When I wrote my second-most-recent science fiction novel for adults, INVADER’S GUILT, I tried to tell the story through the eyes of five different characters. That was not a good move as it was hard to follow and readers couldn’t form relationships with the characters. Forming relationships with characters is what reading – and theater-going is all about. Some actors make us feel “as if” we were there.

Others lack that ability and the show suffers for it. Think about it: how many times has ROMEO AND JULIET been performed? A gazillion times (or as source state, “countless times”) since it was written in the 1590s? Who is your most memorable Romeo? Who is the Juliet who stands out in your mind? It will be different for every person. Do you remember the costumes? The props? The set?

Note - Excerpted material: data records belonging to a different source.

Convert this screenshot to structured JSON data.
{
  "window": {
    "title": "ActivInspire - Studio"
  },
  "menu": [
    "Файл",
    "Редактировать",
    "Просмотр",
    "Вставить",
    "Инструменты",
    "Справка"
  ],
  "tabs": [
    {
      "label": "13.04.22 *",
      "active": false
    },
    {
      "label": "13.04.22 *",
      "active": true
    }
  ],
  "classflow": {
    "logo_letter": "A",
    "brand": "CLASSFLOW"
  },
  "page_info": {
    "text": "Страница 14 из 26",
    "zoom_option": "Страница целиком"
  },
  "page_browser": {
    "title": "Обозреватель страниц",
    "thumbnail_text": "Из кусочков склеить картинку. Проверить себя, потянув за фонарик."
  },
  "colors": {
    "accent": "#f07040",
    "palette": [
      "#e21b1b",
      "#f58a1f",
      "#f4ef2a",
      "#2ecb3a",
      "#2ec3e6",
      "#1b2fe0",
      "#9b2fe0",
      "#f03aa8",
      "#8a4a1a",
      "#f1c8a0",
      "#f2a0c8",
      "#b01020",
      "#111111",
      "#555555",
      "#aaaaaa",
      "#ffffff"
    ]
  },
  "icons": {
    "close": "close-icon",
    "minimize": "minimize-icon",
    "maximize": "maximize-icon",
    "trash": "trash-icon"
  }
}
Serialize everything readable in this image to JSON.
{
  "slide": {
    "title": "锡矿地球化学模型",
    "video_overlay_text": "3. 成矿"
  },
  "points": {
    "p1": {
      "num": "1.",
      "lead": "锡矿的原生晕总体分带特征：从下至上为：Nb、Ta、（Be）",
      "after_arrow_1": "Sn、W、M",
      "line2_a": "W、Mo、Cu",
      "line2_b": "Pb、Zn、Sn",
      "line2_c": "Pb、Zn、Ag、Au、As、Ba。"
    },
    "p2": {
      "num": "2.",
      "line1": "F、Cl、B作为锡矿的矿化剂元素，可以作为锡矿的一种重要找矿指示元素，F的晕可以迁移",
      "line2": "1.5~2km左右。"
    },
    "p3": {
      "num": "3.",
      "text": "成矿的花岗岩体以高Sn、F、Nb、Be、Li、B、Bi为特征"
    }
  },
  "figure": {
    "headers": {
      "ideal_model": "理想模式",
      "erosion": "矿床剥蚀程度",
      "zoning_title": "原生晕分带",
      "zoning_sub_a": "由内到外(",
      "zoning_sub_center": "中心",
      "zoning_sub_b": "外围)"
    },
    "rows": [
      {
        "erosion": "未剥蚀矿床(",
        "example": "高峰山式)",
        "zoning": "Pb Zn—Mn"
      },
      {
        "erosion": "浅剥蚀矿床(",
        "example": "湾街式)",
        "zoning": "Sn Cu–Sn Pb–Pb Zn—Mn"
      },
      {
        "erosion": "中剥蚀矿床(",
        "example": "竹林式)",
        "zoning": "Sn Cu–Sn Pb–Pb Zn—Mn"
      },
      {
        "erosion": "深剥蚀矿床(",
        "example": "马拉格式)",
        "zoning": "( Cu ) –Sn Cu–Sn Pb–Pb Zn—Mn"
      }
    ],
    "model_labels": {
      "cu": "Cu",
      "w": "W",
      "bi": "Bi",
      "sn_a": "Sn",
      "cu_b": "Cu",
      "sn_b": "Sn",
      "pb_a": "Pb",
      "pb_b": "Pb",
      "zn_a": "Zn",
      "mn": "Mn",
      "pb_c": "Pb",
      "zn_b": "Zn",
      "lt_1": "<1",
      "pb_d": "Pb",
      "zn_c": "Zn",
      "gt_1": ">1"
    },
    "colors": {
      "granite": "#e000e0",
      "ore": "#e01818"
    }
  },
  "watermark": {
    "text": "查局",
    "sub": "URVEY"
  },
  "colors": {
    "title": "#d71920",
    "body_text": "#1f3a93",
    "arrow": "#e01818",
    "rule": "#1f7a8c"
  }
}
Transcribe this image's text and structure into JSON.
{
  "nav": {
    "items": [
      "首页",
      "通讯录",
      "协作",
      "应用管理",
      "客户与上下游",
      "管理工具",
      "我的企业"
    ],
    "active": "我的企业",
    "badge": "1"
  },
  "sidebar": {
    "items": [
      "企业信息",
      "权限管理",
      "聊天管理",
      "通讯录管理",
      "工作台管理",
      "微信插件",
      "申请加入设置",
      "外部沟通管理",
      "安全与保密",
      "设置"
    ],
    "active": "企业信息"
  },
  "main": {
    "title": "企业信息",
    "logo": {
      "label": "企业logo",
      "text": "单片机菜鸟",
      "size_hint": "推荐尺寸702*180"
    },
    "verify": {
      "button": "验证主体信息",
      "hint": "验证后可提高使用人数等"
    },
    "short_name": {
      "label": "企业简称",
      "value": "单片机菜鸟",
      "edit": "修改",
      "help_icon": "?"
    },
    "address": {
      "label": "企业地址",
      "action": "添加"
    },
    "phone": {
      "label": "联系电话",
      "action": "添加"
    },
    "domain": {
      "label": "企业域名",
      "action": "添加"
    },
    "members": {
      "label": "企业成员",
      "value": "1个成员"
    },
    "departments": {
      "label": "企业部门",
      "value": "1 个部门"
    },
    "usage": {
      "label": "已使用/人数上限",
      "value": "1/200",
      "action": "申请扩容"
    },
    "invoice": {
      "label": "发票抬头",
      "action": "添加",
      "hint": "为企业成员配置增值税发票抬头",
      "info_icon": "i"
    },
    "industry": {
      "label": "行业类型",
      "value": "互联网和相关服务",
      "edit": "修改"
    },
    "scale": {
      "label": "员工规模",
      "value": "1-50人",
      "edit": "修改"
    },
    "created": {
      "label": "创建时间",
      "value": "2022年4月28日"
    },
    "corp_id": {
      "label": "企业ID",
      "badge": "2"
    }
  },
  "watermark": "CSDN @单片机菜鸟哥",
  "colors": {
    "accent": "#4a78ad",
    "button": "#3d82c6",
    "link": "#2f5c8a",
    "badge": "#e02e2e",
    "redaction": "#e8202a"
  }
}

None of the above. We see the play and watch the movies for the story. No matter how it is twisted and revised and revived, the STORY stays the same and that is what we return to.

The novel as theater – a new methodology for me: keep almost everything back stage and concentrate on the STORY. I can have the prop set-up, make up, costumes, lighting, sound system, choreography, back story, and pre-story all there. But the only thing my reader should see is the STORY. In order to do that, it has to be a GOOD story. An eternal story. How many stories are there? Depends on who you ask. But that will be the subject of another essay.